REVIEWED BY MARYELL CLEARY:

   

CHARLOTTE MacLEOD – Rest You Merry. Professor Peter Shandy #1. Doubleday Crime Club, hardcover, 1978; Avon, paperback, 1979, 1988. Otto Penzler Books, hardcover, 1993.

   Charlotte MacLeod is the find of the year for this reviewer. Although this mystery has a Christmas season setting, don’t wait for Christmas to read it. Peter Shandy, professor at Balaclava Agricultural College, co-producer of the Bacalava Buster – a giant rutabaga – and of Sprightly Sieglinde — a fast-growing viola — is a top-notch addition to the ranks of chuckle-stimulating amateur detectives.

   After Shandy has over-decorated his home in a grand fling at Balaclava Crescent’s annual Grand Illumination for Christmas, he ducks out to avoid repercussions, returning to find the body of Mrs. Jemina Ames, his neighbor and wife of his agricultural collaborator, behind the sofa in his living room. He recognizes that this is no accident, and is set to proving that by the college’s overpowering president.

   Another murder and a budding romance later — he does just that. Along the way we meet Crimble, a sexually athletic custodian; Tim Ames, the very deaf husband of the dead woman; Hannah Cadwell, friend of Jemima and wife of the upright financial officer of the college; the Dysarts, who give parties at which lots of alcohol is imbibed and Heidi Heyhoe, a coed who is mainly occupied with pulling sleds around the Crescent.

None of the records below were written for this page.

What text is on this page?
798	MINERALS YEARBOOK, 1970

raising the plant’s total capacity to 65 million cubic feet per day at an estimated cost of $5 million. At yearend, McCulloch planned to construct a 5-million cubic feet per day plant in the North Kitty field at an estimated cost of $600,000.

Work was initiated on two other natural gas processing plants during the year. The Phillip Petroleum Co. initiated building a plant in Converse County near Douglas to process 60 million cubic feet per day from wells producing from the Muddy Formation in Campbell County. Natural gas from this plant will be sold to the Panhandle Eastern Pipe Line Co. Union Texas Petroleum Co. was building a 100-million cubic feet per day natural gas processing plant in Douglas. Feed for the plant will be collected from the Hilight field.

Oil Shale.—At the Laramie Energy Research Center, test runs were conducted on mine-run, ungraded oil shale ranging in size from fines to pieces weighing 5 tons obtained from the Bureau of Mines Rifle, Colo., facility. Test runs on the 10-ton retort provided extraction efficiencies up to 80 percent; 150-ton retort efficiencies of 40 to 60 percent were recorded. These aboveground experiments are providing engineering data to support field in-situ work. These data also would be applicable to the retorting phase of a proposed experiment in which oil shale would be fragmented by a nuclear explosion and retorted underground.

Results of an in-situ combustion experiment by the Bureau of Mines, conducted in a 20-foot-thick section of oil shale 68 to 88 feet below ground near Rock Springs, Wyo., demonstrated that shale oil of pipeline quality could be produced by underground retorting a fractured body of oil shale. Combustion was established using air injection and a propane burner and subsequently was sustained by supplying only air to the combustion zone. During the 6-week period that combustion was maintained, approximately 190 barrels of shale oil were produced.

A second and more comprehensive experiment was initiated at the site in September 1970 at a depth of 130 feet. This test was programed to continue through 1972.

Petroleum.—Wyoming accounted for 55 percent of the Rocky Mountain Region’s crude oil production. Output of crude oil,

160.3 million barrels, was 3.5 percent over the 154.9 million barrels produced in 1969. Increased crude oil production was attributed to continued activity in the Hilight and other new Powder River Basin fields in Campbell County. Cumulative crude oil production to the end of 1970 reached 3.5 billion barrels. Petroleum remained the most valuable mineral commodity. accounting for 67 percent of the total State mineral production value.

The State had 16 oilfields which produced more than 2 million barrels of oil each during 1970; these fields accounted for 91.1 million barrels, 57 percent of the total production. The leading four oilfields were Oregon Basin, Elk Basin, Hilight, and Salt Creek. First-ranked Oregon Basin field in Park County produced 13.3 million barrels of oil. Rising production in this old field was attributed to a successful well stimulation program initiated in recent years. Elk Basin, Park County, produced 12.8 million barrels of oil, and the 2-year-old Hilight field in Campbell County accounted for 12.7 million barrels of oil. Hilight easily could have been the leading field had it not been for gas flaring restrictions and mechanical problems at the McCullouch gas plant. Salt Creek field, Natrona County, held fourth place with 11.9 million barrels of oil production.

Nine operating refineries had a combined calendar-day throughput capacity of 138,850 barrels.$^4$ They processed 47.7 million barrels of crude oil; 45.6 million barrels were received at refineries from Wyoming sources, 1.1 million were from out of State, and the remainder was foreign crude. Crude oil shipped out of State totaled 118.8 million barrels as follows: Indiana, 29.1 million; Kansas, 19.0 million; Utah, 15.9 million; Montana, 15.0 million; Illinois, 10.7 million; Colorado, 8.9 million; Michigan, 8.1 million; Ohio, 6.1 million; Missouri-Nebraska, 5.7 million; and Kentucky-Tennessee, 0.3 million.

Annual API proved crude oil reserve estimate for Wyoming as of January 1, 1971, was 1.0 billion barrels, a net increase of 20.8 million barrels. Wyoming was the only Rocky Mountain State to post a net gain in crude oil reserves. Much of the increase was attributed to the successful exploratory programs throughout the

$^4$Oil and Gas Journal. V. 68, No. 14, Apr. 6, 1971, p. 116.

   I can’t begin to convey the humor of the tale, yet it is also a serious investigation into human motives. I’m going to read more MacLeods.
   

NOTE: This review was paired with the following one-paragraph one by Bob Adey:

   The light humorous detective novel is a very easy form to come unstuck on, but Miss (or is it Mrs.) MacLeod doesn’t. Her picture of college life and the effort of Professor Peter Shandy to uncover the identity of the killer on the campus contain some genuinely funny passages. The author handles her cast with considerable skill and Shandy’s late romance is also nicely done. The detection is also more than satisfactory, so the book is to be recommended on all counts.
   

– Reprinted from The Poison Pen, Volume 4, Number 5/6 (December, 1981). Permission granted by publisher/editor Jeff Meyerson.